Apparently YES. The Federal Court of Australia has just reversed the decision to cancel an Egyptian National’s visa citing the Tribunal made an error assuming a person can only have one marital status at a time. Below is an excerpt from The Australian:

“A Muslim bigamist will have his court costs paid by the federal government after the Federal Court found he had his visa cancelled because the migration forms did not provide enough or clear options to describe his relationship status.

Egyptian man Mahmoud Mahdy Mahmoud Salama moved to Australia in 2003 on a prospect­ive partner visa and married an Australian woman the same year.

He was then granted a provisional partner visa and returned to Egypt in 2004 where he married another woman in Cairo, while still married in Australia.

In 2006, Mr Salama was granted a permanent partner visa, while married to both women.

He divorced his Australian wife the following year.

In 2012, he submitted an applic­ation for a Resident Return visa and listed his relationship ­status as “divorced”. His visa was granted but in 2014 a delegate of the Minister for Immigration wrote notifying of the intention to consider cancelling the visa on the grounds that the information provided was false and that Mr Sal­ama had failed to notify the department of changes in circumstances, being the birth of his child to his wife from Cairo.

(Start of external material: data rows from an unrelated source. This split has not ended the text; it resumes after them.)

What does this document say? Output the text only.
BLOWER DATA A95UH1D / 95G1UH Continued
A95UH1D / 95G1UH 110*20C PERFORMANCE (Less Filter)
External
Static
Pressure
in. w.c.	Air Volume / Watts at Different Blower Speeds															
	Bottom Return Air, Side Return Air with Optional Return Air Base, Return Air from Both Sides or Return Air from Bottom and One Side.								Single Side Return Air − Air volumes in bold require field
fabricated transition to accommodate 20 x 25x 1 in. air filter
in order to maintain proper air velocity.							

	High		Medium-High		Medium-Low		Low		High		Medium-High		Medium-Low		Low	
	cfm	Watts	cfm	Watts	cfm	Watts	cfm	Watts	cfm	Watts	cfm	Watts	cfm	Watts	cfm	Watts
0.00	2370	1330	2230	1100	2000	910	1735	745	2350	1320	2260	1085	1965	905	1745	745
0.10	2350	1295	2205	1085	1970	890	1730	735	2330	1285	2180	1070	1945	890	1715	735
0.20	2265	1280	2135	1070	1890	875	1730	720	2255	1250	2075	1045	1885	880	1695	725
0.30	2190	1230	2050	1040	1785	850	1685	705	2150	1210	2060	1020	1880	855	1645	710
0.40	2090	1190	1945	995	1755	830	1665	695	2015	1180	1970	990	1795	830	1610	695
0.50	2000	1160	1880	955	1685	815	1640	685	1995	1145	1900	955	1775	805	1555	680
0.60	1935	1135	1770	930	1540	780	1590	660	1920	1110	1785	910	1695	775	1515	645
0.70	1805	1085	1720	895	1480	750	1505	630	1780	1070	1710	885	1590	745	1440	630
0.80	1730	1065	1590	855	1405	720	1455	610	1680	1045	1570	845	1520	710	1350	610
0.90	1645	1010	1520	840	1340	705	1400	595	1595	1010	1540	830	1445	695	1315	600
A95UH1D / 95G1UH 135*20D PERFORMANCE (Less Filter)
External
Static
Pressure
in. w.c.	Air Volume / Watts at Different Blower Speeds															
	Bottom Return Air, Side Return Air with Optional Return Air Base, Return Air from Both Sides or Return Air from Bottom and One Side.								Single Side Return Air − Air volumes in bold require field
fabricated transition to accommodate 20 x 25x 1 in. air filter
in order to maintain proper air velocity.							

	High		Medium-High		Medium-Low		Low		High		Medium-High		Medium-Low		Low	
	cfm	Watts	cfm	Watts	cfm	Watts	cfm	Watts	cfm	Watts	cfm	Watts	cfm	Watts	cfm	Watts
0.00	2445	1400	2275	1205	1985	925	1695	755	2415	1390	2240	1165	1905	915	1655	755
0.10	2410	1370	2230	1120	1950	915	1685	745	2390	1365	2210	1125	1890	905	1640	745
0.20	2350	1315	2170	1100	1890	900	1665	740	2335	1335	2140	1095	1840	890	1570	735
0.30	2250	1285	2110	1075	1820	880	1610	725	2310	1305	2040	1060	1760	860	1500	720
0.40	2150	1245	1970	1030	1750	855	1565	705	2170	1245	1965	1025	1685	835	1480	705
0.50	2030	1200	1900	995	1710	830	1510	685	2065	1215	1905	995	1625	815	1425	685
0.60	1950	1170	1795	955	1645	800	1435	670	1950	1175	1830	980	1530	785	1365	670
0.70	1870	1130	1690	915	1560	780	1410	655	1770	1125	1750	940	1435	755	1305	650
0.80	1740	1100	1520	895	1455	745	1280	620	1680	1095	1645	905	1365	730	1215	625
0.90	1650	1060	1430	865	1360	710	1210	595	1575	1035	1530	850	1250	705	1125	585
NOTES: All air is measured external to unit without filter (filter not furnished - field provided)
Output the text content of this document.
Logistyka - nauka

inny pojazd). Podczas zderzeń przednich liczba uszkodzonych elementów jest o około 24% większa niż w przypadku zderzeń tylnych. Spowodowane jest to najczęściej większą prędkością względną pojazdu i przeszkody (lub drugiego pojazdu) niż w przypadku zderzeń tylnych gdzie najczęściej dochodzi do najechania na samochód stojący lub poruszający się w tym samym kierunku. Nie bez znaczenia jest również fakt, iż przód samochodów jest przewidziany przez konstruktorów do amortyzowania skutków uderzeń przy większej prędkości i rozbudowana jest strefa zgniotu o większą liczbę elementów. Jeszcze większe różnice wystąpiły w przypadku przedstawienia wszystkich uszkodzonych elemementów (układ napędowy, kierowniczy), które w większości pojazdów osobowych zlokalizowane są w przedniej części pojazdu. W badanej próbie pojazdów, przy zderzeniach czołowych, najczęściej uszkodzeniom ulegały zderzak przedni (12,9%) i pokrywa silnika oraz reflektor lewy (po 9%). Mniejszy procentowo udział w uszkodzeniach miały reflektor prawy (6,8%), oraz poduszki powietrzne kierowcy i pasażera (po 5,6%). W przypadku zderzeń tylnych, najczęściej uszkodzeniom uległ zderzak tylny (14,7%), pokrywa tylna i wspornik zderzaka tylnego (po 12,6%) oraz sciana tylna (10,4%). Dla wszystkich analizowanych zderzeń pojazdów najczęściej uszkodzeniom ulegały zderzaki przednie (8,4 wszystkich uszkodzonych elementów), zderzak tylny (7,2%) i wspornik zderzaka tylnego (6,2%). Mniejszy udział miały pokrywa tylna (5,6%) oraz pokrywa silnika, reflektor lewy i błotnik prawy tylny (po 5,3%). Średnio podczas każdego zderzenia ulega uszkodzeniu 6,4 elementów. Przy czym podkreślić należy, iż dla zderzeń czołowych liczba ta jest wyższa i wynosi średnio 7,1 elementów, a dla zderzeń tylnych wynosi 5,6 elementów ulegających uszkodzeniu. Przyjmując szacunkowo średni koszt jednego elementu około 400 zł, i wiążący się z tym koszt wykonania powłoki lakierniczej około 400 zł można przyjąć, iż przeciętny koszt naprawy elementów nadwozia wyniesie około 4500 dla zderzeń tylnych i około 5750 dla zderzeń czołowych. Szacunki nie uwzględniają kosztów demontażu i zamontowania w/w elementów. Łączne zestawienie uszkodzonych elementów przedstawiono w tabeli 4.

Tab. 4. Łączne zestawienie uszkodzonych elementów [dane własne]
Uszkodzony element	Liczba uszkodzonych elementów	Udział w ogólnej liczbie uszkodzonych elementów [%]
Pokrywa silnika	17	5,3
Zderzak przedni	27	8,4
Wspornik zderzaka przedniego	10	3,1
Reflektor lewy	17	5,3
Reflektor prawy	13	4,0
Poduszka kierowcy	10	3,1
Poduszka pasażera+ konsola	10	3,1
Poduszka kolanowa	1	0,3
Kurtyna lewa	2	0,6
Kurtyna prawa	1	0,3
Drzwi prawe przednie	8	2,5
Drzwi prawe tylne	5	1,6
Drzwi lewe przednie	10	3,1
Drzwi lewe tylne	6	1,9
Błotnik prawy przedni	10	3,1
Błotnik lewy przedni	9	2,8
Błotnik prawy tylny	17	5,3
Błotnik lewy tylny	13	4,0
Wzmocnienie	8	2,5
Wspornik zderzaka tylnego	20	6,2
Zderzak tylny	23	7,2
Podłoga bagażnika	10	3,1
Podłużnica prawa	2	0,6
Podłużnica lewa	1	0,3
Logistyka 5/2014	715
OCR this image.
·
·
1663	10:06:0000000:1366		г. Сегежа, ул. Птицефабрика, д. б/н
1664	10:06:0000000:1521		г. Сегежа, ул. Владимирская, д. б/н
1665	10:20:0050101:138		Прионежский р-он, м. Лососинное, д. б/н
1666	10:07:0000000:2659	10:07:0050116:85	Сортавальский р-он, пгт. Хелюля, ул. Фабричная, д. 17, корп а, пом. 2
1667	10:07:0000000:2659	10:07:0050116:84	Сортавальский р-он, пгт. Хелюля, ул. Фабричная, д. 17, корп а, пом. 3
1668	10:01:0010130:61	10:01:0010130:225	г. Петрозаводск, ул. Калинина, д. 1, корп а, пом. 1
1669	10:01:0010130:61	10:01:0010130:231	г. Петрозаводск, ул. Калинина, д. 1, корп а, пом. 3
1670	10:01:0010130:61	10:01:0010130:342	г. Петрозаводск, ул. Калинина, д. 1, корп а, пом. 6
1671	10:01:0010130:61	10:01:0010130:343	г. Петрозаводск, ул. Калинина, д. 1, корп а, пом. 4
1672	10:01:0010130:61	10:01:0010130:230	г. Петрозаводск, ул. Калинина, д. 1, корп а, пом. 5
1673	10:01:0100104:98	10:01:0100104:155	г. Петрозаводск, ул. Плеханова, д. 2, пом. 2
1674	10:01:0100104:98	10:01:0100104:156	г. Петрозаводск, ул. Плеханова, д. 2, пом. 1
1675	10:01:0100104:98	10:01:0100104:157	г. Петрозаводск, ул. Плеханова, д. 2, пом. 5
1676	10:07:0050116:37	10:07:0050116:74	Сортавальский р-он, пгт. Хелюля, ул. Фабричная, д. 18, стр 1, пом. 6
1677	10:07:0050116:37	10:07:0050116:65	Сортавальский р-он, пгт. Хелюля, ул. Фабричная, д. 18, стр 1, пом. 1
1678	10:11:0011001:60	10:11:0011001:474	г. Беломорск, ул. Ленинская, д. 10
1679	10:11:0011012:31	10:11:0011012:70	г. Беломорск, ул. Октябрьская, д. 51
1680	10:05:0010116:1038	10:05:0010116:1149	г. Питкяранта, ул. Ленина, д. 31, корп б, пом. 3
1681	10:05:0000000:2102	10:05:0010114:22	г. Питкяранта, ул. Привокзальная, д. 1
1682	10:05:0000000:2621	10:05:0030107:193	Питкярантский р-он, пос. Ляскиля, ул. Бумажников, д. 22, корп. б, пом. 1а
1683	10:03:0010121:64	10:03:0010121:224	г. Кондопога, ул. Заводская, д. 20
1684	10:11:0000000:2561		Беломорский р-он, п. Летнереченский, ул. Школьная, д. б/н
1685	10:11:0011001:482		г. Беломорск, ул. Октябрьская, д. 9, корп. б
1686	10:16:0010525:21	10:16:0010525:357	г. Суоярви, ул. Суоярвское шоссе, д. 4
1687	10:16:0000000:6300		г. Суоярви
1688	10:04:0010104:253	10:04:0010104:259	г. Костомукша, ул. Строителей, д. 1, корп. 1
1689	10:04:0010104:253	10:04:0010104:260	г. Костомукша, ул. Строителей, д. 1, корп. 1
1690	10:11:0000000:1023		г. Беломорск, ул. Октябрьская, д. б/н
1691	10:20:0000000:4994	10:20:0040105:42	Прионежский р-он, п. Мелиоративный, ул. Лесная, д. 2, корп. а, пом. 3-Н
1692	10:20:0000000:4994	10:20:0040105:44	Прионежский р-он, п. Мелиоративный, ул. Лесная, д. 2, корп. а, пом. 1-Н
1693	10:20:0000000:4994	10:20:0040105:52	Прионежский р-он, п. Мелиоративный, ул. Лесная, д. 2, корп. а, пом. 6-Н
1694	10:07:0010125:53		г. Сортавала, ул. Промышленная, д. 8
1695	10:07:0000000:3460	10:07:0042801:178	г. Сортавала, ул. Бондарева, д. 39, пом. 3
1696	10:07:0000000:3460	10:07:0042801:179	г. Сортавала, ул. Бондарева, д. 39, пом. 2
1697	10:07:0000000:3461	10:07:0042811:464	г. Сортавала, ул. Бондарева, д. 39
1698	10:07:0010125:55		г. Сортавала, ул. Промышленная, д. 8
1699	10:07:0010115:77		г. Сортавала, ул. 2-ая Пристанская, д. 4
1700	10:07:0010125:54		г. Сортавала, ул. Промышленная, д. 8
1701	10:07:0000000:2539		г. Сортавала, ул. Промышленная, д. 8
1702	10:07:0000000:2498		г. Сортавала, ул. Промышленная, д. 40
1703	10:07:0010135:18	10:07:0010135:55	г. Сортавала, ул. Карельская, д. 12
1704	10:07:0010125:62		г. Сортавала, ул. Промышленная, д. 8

Mr Salama’s visa was cancelled that year.

He appealed against the decision to the Administrative Appeals Tribunal and the Federal Circuit Court, arguing that in his view his marital status was divorced­, because he was aware that his Egyptian marriage was not recognised in Australia as he was married at the time to his Australian wife.

Mr Salama also told the Admin­istrative Appeals Tribunal that he had never had a commitment to or been in a marriage-like arrangement with his Egyptian wife, as the marriage was forced upon him by his family.

He said the couple had only lived together for short periods of time and he wanted to sponsor their four children to come to Australia because of the difficult circumstances in Egypt.

Mr Salama said that, since 2013, he has been in another ­relationship with an Australian woman.

She told the court she had become engaged and married to Mr Salama in accordance with Islami­c ­rites in April 2014.

Federal Court judge Melissa Perry found that the Administrative Appeals Tribunal fell into jurisdictional error by assuming there was only one correct answer to describin­g his relationship status.

She remitted the matter back to the tribunal for determination and ordered the Minister pay Mr Salama’s costs in the Federal Circuit Court and Federal Court.”